The American reaction to the Armenian massacres-the first of many such atrocities soon to blot the Middle East-had multiple sources. There was the deeply entrenched aversion that Americans felt toward Islam and their no less rooted empathy for the Christians straining under Muslim rule. Popular opinion in the United States also tended to identify with the hardworking and family-oriented Armenians and to see them as “the Yankees of the Orient.” Finally, the Armenians were linked in the American mind with the mission schools from which many of them had graduated and which were seen as extensions of the United States. Some of these institutions had been extensively damaged in the pogroms, spurring demands for restitution not only for the Armenians but equally for the evangelists who served them.

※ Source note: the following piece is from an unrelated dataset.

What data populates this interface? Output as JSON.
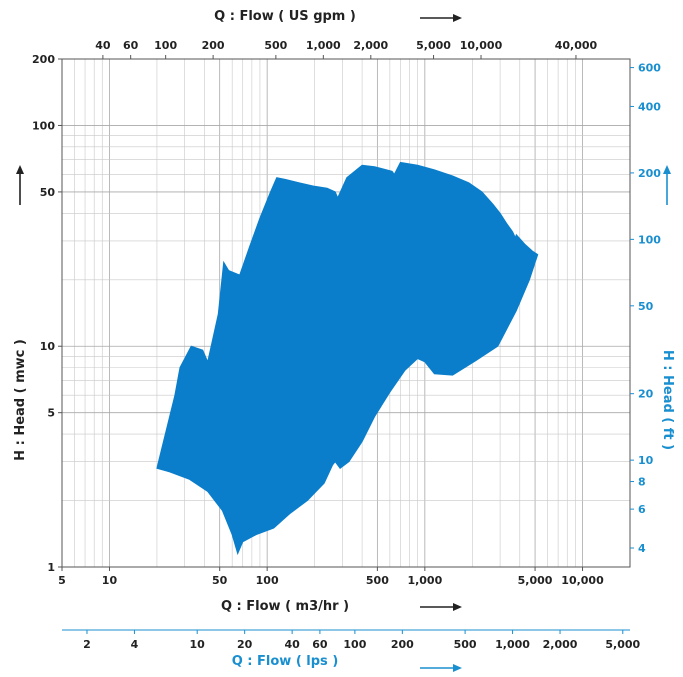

“The policy of the United States Government in this world crisis has been one of impotence as far as the cause of humanity is concerned, contemptible from the standpoint of national honor, and suicidal as regards American interests,” exclaimed the veteran evangelist Frederick Davis Greene in his popular monograph, Armenian Massacres; or, The Sword of Mohammed. To remedy these failings, the missionaries exploited their privileged access to the Congress and the McKinley White House. The president of Robert College, George Washburn, petitioned Secretary of State John Hay, his cousin, to confront the Turks openly. At the same time, James B. Angell, a headstrong Congregationalist who served as America’s ambassador to the Porte, urged the legislature to approve military action against Turkey. A fleet of gunboats must be dispatched at once, Angell argued, to “rattle the Sultan’s windows.”
Pressure from Washburn and Angell proved persuasive, and in December 1900 the USS Kentucky steamed toward Turkey. Exactly one hundred years after the George Washington exemplified America’s impotence in the Middle East by conveying Algerian tribute to Istanbul, the newly christened Kentucky arrived in Smyrna bristling with more than fifty guns. The Kentucky’s captain, the ruddy-faced “Red Bill” Kirkland, bluntly warned Smyrna’s governor, “If these massacres continue I’ll be swuzzled if I won’t someday forget my orders. . . and find some pretext to hammer a few Turkish towns. . . . I’d keel-haul every blithering mother’s son of a Turk that wears hair.” Though softened by the translator and conveyed with a smile, Kirkland’s message penetrated. The sultan paid $83,000 in compensation to the missionaries and even placed an order for an American made destroyer.